Renewable energy company Drax has just published its Spring 2023 Third-Party Costs Guide to support businesses in their energy cost forecasting for this year.

The report shows that third-party costs (TPCs), which currently make up around 40% of a business’ total energy bill, are at their highest ever point. Underlying costs like Renewables Obligation (RO), Balancing Services Use of Systems (BSUoS) and Distribution Use of Systems (DUoS) are also all likely to rise this year. 

The guide deep dives into the current climate, regulatory landscape for TPCs, and forecasts the future of 2023 business costs. 
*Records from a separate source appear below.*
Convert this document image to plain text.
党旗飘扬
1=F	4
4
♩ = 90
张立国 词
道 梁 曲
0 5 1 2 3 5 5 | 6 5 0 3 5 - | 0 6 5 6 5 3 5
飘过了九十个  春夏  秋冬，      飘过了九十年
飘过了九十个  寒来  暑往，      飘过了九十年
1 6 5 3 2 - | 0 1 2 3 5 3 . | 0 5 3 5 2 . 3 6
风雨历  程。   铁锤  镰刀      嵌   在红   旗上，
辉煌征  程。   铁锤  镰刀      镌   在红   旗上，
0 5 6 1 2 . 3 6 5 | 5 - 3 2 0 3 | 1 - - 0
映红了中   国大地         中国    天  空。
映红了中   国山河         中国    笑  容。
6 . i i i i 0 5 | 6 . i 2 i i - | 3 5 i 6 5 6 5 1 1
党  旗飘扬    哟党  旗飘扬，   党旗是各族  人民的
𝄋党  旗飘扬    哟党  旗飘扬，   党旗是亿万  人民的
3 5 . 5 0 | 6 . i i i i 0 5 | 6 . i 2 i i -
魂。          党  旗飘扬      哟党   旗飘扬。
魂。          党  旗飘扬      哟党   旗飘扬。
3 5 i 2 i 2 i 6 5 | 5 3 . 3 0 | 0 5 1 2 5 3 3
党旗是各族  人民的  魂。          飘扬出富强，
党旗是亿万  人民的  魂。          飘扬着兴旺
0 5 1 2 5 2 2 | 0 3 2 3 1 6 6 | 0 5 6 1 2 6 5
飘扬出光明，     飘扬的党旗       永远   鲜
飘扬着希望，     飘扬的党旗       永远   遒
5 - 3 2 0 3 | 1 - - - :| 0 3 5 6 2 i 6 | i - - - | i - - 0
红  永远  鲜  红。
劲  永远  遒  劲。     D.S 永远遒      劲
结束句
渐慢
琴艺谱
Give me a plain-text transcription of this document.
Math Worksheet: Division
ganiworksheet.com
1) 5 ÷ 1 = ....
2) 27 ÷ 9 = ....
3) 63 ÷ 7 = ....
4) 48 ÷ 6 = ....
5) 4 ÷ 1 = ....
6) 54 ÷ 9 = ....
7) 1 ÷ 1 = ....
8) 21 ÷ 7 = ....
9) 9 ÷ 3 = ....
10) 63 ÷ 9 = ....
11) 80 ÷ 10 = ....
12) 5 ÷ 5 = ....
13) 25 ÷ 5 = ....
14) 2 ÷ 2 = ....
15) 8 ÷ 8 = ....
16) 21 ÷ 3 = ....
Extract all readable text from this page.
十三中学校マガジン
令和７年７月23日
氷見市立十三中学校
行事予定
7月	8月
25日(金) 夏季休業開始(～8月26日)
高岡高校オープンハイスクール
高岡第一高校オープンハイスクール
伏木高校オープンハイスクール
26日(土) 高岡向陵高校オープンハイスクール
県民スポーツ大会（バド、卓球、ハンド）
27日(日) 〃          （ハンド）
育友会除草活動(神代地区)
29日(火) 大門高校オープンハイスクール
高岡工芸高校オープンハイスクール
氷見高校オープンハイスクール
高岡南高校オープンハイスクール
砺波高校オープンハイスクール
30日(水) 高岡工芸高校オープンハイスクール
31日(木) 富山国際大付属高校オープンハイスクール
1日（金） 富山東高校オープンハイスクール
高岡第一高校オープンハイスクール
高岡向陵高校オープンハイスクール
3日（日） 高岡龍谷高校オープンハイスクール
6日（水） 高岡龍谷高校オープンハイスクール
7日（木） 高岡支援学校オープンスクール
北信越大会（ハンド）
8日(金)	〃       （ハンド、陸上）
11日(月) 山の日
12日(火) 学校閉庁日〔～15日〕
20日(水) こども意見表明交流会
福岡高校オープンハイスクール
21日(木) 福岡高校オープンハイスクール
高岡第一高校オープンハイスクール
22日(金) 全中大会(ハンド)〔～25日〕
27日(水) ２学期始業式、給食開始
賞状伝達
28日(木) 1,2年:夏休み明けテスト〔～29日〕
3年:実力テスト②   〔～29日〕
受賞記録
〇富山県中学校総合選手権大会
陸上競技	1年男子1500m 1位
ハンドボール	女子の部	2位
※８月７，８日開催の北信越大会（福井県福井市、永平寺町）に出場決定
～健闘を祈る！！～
Following the publication of the report, Paul Miller, Sales Director at renewable energy company Drax, says: “Soaring wholesale prices aren’t the only thing pushing energy bills up. Third Party Costs (TPCs) – which typically make up 60% of a business’ total energy charges but are currently sitting at around 40% – are at their highest ever point. Despite the 20% decrease, their impact on a business’ overall energy costs is still substantial, which means the slightest change will have a big impact. 

Just like wholesale energy prices, TPCs are sensitive to what’s happening in the market and can rise and fall considerably each year. Our Spring 2023 Third Party Cost Guide found that many of the underlying charges such as Renewables Obligation (RO), Balancing Services Use of Systems (BSUoS) and Distribution Use of Systems (DUoS) are all going to rise this year, largely due to inflation and increased volatility within the market.

We’re working closely with our customers to help them understand these changes and minimise their costs going into 2023.”